For out-of-this-world pozole rojo, start with dried heirloom corn from Mexico — then nixtamalize (yes, you can!)
By Leslie Brenner
If you want to try your hand at nixtamalizing corn, but don’t want to get into the elaborate procedure of grinding it into masa, I’ve got one word for you: Pozole.
Pozole is a soup or brothy stew starring nixtamal (hominy) — kernels of dried corn cooked in an alkaline solution (the process is explained here). Pork or chicken may be used for the broth. Leave it at that, and you’ve got pozole blanco. Add tomatillos and fresh green chiles and maybe herbs and green vegetables, and you’ve got pozole verde. Forget the green stuff and instead add a sauce made from toasted red dried chiles, and pozole rojo’s in your pot.
Most pozole you find in Mexican restaurants in the United States is made from canned hominy, says Olivia Lopez, chef de cuisine at Dallas restaurant Billy Can Can and Cooks Without Borders new Mexican cuisine expert and advisor. “It’s less time-consuming,” she explains. “The cans are really cheap, as well.” And while the dish can be wonderful, that’s usually more because of wonderful broth and the condiments that go on top than the hominy.
Pozole prepared from just-nixtamalized heirloom corn, on the other hand, is spectacular through and through. The nixtamal itself (those grains of corn that have been liberated of their skin) has wonderful earthy flavor and aroma, as you can see if you taste it before it goes into the pot.

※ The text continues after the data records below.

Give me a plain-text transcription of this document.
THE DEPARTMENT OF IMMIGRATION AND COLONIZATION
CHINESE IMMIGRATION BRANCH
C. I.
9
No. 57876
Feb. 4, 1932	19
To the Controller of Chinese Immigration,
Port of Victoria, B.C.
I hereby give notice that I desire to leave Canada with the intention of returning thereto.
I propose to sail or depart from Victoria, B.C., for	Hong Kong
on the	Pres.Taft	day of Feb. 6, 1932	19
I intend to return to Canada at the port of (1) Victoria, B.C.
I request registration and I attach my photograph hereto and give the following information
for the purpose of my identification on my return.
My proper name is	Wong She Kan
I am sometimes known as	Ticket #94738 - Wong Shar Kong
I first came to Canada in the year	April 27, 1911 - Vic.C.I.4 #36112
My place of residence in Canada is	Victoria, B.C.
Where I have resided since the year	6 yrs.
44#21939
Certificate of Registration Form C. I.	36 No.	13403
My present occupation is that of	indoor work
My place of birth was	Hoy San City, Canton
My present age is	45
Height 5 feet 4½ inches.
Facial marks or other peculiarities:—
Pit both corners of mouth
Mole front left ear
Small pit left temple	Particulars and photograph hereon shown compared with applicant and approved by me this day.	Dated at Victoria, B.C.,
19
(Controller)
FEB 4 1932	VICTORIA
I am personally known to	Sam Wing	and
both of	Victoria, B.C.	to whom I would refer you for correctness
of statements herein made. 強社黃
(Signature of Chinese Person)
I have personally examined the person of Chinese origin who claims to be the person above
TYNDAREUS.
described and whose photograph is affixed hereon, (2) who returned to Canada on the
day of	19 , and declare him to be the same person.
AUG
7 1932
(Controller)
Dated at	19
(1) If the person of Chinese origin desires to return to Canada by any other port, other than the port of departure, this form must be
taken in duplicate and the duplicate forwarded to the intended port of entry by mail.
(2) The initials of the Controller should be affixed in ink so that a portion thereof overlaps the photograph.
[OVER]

It actually tastes like corn, and its texture provides some nice resistance to the tooth.
Happily, you can buy everything you need for the nixtamal — the heirloom grains and cal — from a new(ish) online store, Masienda. You’ll also find links to several of Masienda’s products, including a Pozole Kit, in Cooks Without Borders CookShop.
“You can definitely tell the difference,” says Lopez.
Making your own nixtamal can be a lot of work, mostly because in order for the grains to “flower” properly in the broth, you need to remove the tip end of the grain, known in Spanish as the cabeza (head). It’s a painstaking process that can take hours, but it’s worth doing at least once in your life.
Marisel E. Presilla, in her encyclopedic and authoritative 2012 book Gran Cocina Latina, puts it this way:
“When I nixtamalize corn for any dish — but particularly for pozole, the rich soup/stew — I view it as something very special. It is a process that requires care. Not onlly is any Mexican cook with her salt familiar with the changes the corn goes through in cooking, but she is willing to cut of the germ end of every single kernel of corn in order to eliminate the slight bitterness of the germ and make the kernels flower when cooked again. For this effort you must have your mind fixed on a high and shining purpose, great texture, and good looks, not just fifteen minutes of table fame.
“. . . Whether it is the lye used for hominy (not the same as the calcium hydroxide for treating Mexican corn) or the effect of the can, the flavor [of canned hominy] just seems horrible to me. Make pozole from scratch even once and you will know the right taste.”
There may be a worthwhile hack, however; we learned about it after we developed our recipe, and haven’t yet had a chance to test it. Lopez suggests making the nixtamal a day in advance and freezing the kernels for easier blooming, even without removing the cabezas. (We’ll update this page once we test it.)
Traditionally, pozole rojo is made with a pig’s head. If you want to make that happen in your own kitchen, we commend you (and hope for a dinner invitation!). But for us mortals, outstanding results can be achieved with pork shoulder (also known as Boston butt or pork butt). Once you finish preparing the maize, it’s actually quite a simple dish to prepare.
Many recipes suggest cooking the nixtamal separately from the broth, but I found cooking them together to be ideal. The nixtamal can take anywhere from four to six hours to be tender. The pork will be ready sooner, but it can easily cook that long — or you can remove it for part of the time if you prefer, then add it back in before the end.
The method for adding ancho and guajillo chiles is pretty cool: Remove the seeds and stems, toast them briefly on a hot skillet, rehydrate them in hot water, then purée in a blender with some of their water. Heat oil and fry the sauce for a few minutes, deepening its flavor, before you add it into the nearly-cooked broth. Some recipes skip the frying step, but I feel the depth it adds is worth the small effort — which after hours of decapitating corn kernels, really isn’t a big deal.
Then comes the fun part: all the garnishes. Serve them in separate bowls, so each eater can garnish as they please with shredded cabbage (or lettuce), lime wedges (which slice through the richness), sliced radishes, chopped white onion, dried Mexican oregano, crumbled dried piquín chiles and cilantro.